Siti Nurbaya menilai, Presiden Jokowi dapat melihat persoalan konflik tenurial (terkait sekumpulan hak pada sejumlah pihak), ketidakadilan dalam perizinan, penebangan liar dan perambahan  hutan, kebakaran hutan, deforestasi, fragmentasi habitat satwa akibat perizinan,  gangguan langsung pada biodiversity, serta sederet masalah lainnya yang berhubungan dengan lingkungan hidup,  sebagai satu rangkaian, yang integratif, dan bukan parsial.

"Instrumen dasar yang dipakai dalam menjalankan pengelolaan gabungan dalam wujud KLHK, yang utama ialah strick pada prinsip fungsi alam yang tidak boleh terganggu dan harus bisa memenuhi kebutuhan pembangunan sebagaimana mestinya, tapi dengan tetap menjaga kelestariannya,’’  Siti Nurbaya menjelaskan.

Prinsip-prinsip utama itu perlu dikembangkan menjadi ketentuan hukum. Maka, ketentuan itu hadir pada butiran pasal dan ayat dalam UU nomor 11 tahun 2020 tentang Cipta Kerja (UUCK), khususnya pada bab-bab kehutanan. Menurut Menteri Siti Nurbaya, rangkuman perspektif kebijakaan Presiden Jokowi mewarnai UUCK tersebut, dan menandai adanya perubahan sistem pengelolaan hutan.
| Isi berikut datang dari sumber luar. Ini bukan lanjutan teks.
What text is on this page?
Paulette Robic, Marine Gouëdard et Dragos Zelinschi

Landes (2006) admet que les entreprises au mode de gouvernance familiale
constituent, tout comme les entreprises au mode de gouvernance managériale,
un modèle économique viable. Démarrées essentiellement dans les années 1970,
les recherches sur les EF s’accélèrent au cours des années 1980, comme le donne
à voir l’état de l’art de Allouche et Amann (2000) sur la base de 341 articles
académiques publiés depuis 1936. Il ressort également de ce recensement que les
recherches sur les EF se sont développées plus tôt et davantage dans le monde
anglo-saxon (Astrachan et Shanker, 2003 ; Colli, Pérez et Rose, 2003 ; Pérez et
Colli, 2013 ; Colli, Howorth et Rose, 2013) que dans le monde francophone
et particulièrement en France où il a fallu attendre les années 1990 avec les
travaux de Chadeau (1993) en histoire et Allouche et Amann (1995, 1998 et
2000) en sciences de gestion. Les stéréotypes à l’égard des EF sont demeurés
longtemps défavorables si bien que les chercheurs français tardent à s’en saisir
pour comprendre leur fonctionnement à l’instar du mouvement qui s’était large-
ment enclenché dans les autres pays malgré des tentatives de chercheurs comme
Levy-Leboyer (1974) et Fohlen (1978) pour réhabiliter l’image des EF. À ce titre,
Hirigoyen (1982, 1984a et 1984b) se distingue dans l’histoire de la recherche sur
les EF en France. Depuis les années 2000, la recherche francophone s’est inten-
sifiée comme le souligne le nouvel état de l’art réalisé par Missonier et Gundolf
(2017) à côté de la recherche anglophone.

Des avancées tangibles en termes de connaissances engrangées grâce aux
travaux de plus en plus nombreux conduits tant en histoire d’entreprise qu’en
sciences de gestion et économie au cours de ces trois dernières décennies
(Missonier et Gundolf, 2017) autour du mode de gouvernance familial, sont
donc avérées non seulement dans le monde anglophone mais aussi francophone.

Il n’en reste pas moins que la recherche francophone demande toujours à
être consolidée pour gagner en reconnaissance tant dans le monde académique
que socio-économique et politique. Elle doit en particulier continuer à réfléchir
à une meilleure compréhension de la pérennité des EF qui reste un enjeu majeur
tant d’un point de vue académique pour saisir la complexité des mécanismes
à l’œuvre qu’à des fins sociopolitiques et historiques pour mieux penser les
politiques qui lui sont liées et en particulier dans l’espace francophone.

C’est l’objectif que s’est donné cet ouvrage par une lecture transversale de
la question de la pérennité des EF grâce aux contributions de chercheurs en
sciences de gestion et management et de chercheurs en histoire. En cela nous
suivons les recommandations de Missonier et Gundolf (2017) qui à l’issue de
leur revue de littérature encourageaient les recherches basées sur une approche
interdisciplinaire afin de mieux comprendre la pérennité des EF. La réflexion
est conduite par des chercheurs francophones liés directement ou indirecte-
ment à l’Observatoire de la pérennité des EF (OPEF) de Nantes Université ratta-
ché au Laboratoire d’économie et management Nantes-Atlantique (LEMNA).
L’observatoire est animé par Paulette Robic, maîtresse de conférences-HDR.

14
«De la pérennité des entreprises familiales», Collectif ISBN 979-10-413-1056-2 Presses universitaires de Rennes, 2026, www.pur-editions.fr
"Bobot utama UUCK  adalah penyederhanaan prosedur dan mengatasi hambatan birokratis. UUCK menegaskan posisi izin  sebagai instrumen pengawasan. UUCK juga memberikan jalan keluar pada berbagai kebuntuan dan dispute dalam penggunaan lahan ataupun konflik tenurial," Siti Nurbaya menambahkan.

UUCK itu disebutnya memberikan penegasan yang nyata akan kebijakan pemerintah yang berpihak kepada masyarakat, baik dalam alokasi penggunaan dan pemanfaatan hutan, demikian pula dalam hal akses pemanfaatan untuk kemantapan perhutanan sosial dengan land holding yang lebih  jelas.

Termasuk di dalamnya penataan kawasan dan kebijakan yang menjamin hak-hal rakyat, serta  bisa memberikan jalan untuk penyelesaian sengketa di hutan adat. UUCK memberi landasan yang lebih kokoh untuk menyongsong era kehutanan pascakayu.